Lusaka, 30 August, 2022 / 8:55 pm (ACI Africa).
Civil society organizations (CSOs) from the Southern African Development Community (SADC) region have expressed concern about the decreasing civic space in member nations of the regional bloc.
In a statement issued following the August 16-18 SADC People’s Summit, officials of the CSOs who include Caritas Zambia say human rights defenders and dissenting voices “have difficulty expressing their views holding leaders accountable and accessing fundamental freedoms amidst worsening human rights conditions and shrinking democratic space across the SADC region.”
“We share concern with the increasingly shrinking civic space characterized by violations of these rights, harassment of civil society actors, and enactment of repressive laws with unclear, overbearing, overstepping, or outright brutal enforcement parameters by state security agencies,” they say in the statement circulated Sunday, August 28.

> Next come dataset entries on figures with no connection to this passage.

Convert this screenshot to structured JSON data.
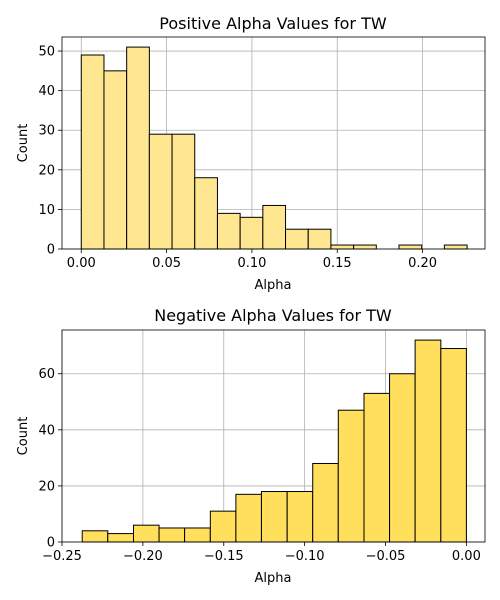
{
  "chart_data": [
    {
      "type": "bar",
      "title": "Positive Alpha Values for TW",
      "xlabel": "Alpha",
      "ylabel": "Count",
      "xlim": [
        -0.0113,
        0.2366
      ],
      "ylim": [
        0,
        53.55
      ],
      "grid": true,
      "bar_color": "#ffe792",
      "xticks": [
        0.0,
        0.05,
        0.1,
        0.15,
        0.2
      ],
      "xtick_labels": [
        "0.00",
        "0.05",
        "0.10",
        "0.15",
        "0.20"
      ],
      "yticks": [
        0,
        10,
        20,
        30,
        40,
        50
      ],
      "ytick_labels": [
        "0",
        "10",
        "20",
        "30",
        "40",
        "50"
      ],
      "bin_edges": [
        0.0,
        0.0133,
        0.0266,
        0.0399,
        0.0532,
        0.0665,
        0.0798,
        0.0931,
        0.1064,
        0.1197,
        0.133,
        0.1463,
        0.1596,
        0.1729,
        0.1862,
        0.1995,
        0.2128,
        0.2261
      ],
      "values": [
        49,
        45,
        51,
        29,
        29,
        18,
        9,
        8,
        11,
        5,
        5,
        1,
        1,
        0,
        1,
        0,
        1
      ]
    },
    {
      "type": "bar",
      "title": "Negative Alpha Values for TW",
      "xlabel": "Alpha",
      "ylabel": "Count",
      "xlim": [
        -0.25,
        0.0115
      ],
      "ylim": [
        0,
        75.6
      ],
      "grid": true,
      "bar_color": "#ffdf5c",
      "xticks": [
        -0.25,
        -0.2,
        -0.15,
        -0.1,
        -0.05,
        0.0
      ],
      "xtick_labels": [
        "−0.25",
        "−0.20",
        "−0.15",
        "−0.10",
        "−0.05",
        "0.00"
      ],
      "yticks": [
        0,
        20,
        40,
        60
      ],
      "ytick_labels": [
        "0",
        "20",
        "40",
        "60"
      ],
      "bin_edges": [
        -0.2375,
        -0.2217,
        -0.2058,
        -0.19,
        -0.1742,
        -0.1583,
        -0.1425,
        -0.1267,
        -0.1108,
        -0.095,
        -0.0792,
        -0.0633,
        -0.0475,
        -0.0317,
        -0.0158,
        0.0
      ],
      "values": [
        4,
        3,
        6,
        5,
        5,
        11,
        17,
        18,
        18,
        28,
        47,
        53,
        60,
        72,
        69
      ]
    }
  ]
}
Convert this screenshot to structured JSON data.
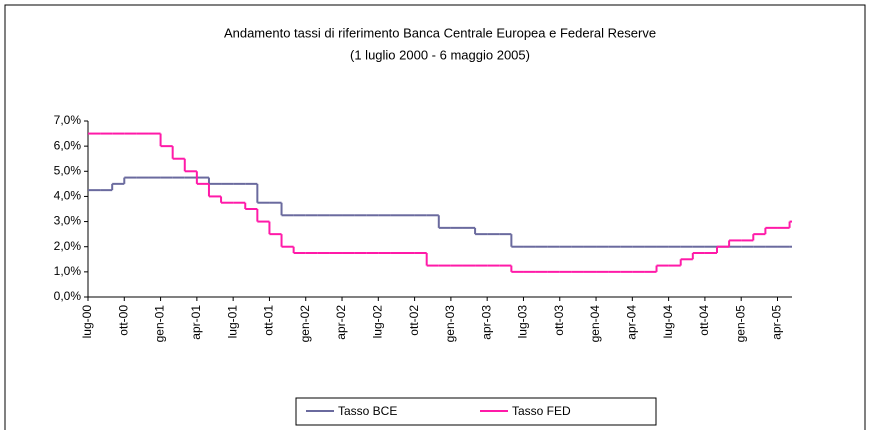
{
  "chart_data": {
    "type": "step-line",
    "title": "Andamento tassi di riferimento Banca Centrale Europea e Federal Reserve",
    "subtitle": "(1 luglio 2000 - 6 maggio 2005)",
    "categories": [
      "lug-00",
      null,
      null,
      "ott-00",
      null,
      null,
      "gen-01",
      null,
      null,
      "apr-01",
      null,
      null,
      "lug-01",
      null,
      null,
      "ott-01",
      null,
      null,
      "gen-02",
      null,
      null,
      "apr-02",
      null,
      null,
      "lug-02",
      null,
      null,
      "ott-02",
      null,
      null,
      "gen-03",
      null,
      null,
      "apr-03",
      null,
      null,
      "lug-03",
      null,
      null,
      "ott-03",
      null,
      null,
      "gen-04",
      null,
      null,
      "apr-04",
      null,
      null,
      "lug-04",
      null,
      null,
      "ott-04",
      null,
      null,
      "gen-05",
      null,
      null,
      "apr-05",
      null
    ],
    "series": [
      {
        "name": "Tasso BCE",
        "color": "#6a6a9e",
        "values": [
          4.25,
          4.25,
          4.5,
          4.75,
          4.75,
          4.75,
          4.75,
          4.75,
          4.75,
          4.75,
          4.5,
          4.5,
          4.5,
          4.5,
          3.75,
          3.75,
          3.25,
          3.25,
          3.25,
          3.25,
          3.25,
          3.25,
          3.25,
          3.25,
          3.25,
          3.25,
          3.25,
          3.25,
          3.25,
          2.75,
          2.75,
          2.75,
          2.5,
          2.5,
          2.5,
          2.0,
          2.0,
          2.0,
          2.0,
          2.0,
          2.0,
          2.0,
          2.0,
          2.0,
          2.0,
          2.0,
          2.0,
          2.0,
          2.0,
          2.0,
          2.0,
          2.0,
          2.0,
          2.0,
          2.0,
          2.0,
          2.0,
          2.0,
          2.0
        ]
      },
      {
        "name": "Tasso FED",
        "color": "#ff1aa8",
        "values": [
          6.5,
          6.5,
          6.5,
          6.5,
          6.5,
          6.5,
          6.0,
          5.5,
          5.0,
          4.5,
          4.0,
          3.75,
          3.75,
          3.5,
          3.0,
          2.5,
          2.0,
          1.75,
          1.75,
          1.75,
          1.75,
          1.75,
          1.75,
          1.75,
          1.75,
          1.75,
          1.75,
          1.75,
          1.25,
          1.25,
          1.25,
          1.25,
          1.25,
          1.25,
          1.25,
          1.0,
          1.0,
          1.0,
          1.0,
          1.0,
          1.0,
          1.0,
          1.0,
          1.0,
          1.0,
          1.0,
          1.0,
          1.25,
          1.25,
          1.5,
          1.75,
          1.75,
          2.0,
          2.25,
          2.25,
          2.5,
          2.75,
          2.75,
          3.0
        ]
      }
    ],
    "ylim": [
      0,
      7
    ],
    "yticks": [
      {
        "value": 0,
        "label": "0,0%"
      },
      {
        "value": 1,
        "label": "1,0%"
      },
      {
        "value": 2,
        "label": "2,0%"
      },
      {
        "value": 3,
        "label": "3,0%"
      },
      {
        "value": 4,
        "label": "4,0%"
      },
      {
        "value": 5,
        "label": "5,0%"
      },
      {
        "value": 6,
        "label": "6,0%"
      },
      {
        "value": 7,
        "label": "7,0%"
      }
    ],
    "legend": "bottom"
  }
}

The CSO officials from the regional economic community that brings together 16 member states, including Angola, Botswana, Comoros, Democratic Republic of Congo (DRC), Eswatini, Lesotho, Madagascar, Malawi, Mauritius, Mozambique, Namibia, Seychelles, South Africa, Tanzania, Zambia and Zimbabwe, regret “the increased cases of state-sponsored harassment and abuse targeting student leaders and young Human Rights Defenders.”
They have also called on the 16 member states of SADC “to align legislative frameworks, policy and practice to constitutional provisions that guarantee civic and political rights.”